We are planning to submit an issue to the vcdExtra github for the author’s review.
8.5 Results
Here the results can be seen:
8.5.1 CMH Statistics
Cochran-Mantel-Haenszel Test Statistics | |||||||
---|---|---|---|---|---|---|---|
Schema | Test | Chi-Square | df | P-Value | |||
R | SAS | R | SAS | R | SAS | ||
1 | Correlation | 0.0176704 | 0.017670400 | 1 | 1 | 0.8942487 | 0.89424870 |
Row Means | 0.0176704 | 0.017670400 | 1 | 1 | 0.8942487 | 0.89424870 | |
General Association | 0.0176704 | 0.017670400 | 1 | 1 | 0.8942487 | 0.89424870 | |
6 | Correlation | 0.13012 | 1.1472 | 1 | 1 | 0.71831 | 0.2841 |
Row Means | 0.13012 | 1.1472 | 1 | 1 | 0.71831 | 0.2841 | |
General Association | 1.5771 | 2.5672 | 4 | 4 | 0.81397 | 0.6326 | |
10 | Correlation | 0.8715295 | 2.738160852 | 1 | 1 | 0.3505322 | 0.09797747 |
Row Means | 3.044527 | 4.407010917 | 4 | 4 | 0.5504018 | 0.35371641 | |
General Association | 5.730538 | 5.730538193 | 8 | 8 | 0.6773861 | 0.67738613 |
As it can be seen, there are two schemata where R does not provide any results:
Cochran-Mantel-Haenszel Test Statistics | |||||||
---|---|---|---|---|---|---|---|
Schema | Test | Chi-Square | df | P-Value | |||
R | SAS | R | SAS | R | SAS | ||
3 | Correlation | NaN | 0.002787130 | 1 | 1 | NaN | 0.95789662 |
Row Means | NaN | 2.386069847 | 2 | 2 | NaN | 0.30329938 | |
General Association | NaN | 2.386069847 | 2 | 2 | NaN | 0.30329938 | |
9 | Correlation | Error | 0.085443119 | Error | 1 | Error | 0.77005225 |
Row Means | Error | 2.476313667 | Error | 2 | Error | 0.28991809 | |
General Association | Error | 7.033878442 | Error | 8 | Error | 0.53298189 |
Reason for NaN in schema 3: Stratum k = AMERICAN INDIAN OR ALASKA NATIVE can not be compared because there are only values for one treatment and one gender.
Reason for Error 4:
For large sparse table (many strata) CMHTest will occasionally throw an error in solve.default(AVA) because of singularity
8.6 Summary and Recommendation
Having explored the available R packages to calculate the CMH statistics, using R can only be recommended if the analysis design is equivalent to 2 x 2 x K. Then, the base mantelhaen.test() function as well as the vcdExtra package show reliable results which are equal to the output of the SAS function.

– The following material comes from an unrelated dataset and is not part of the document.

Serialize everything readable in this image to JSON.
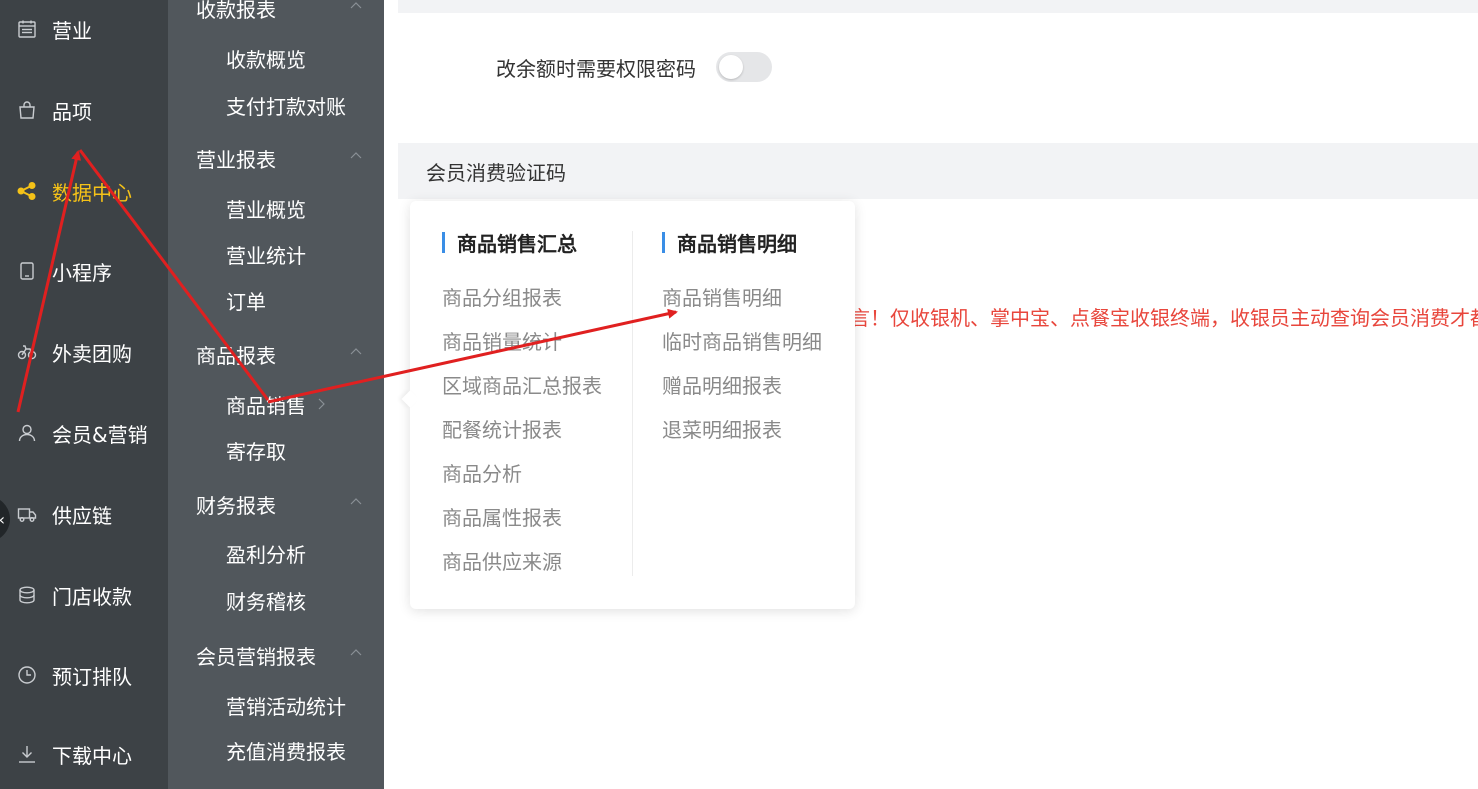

The same is true for the common odds ratio even though there is a marked difference in decimals.
For the generalized version of the cmh test no R package can be recommended so far. SAS and R outputs differ substantially (possibly due to the underlying subroutines or functions) and the vcdExtra package seems to deliver inconsistent results outside the 2 x 2 x K design.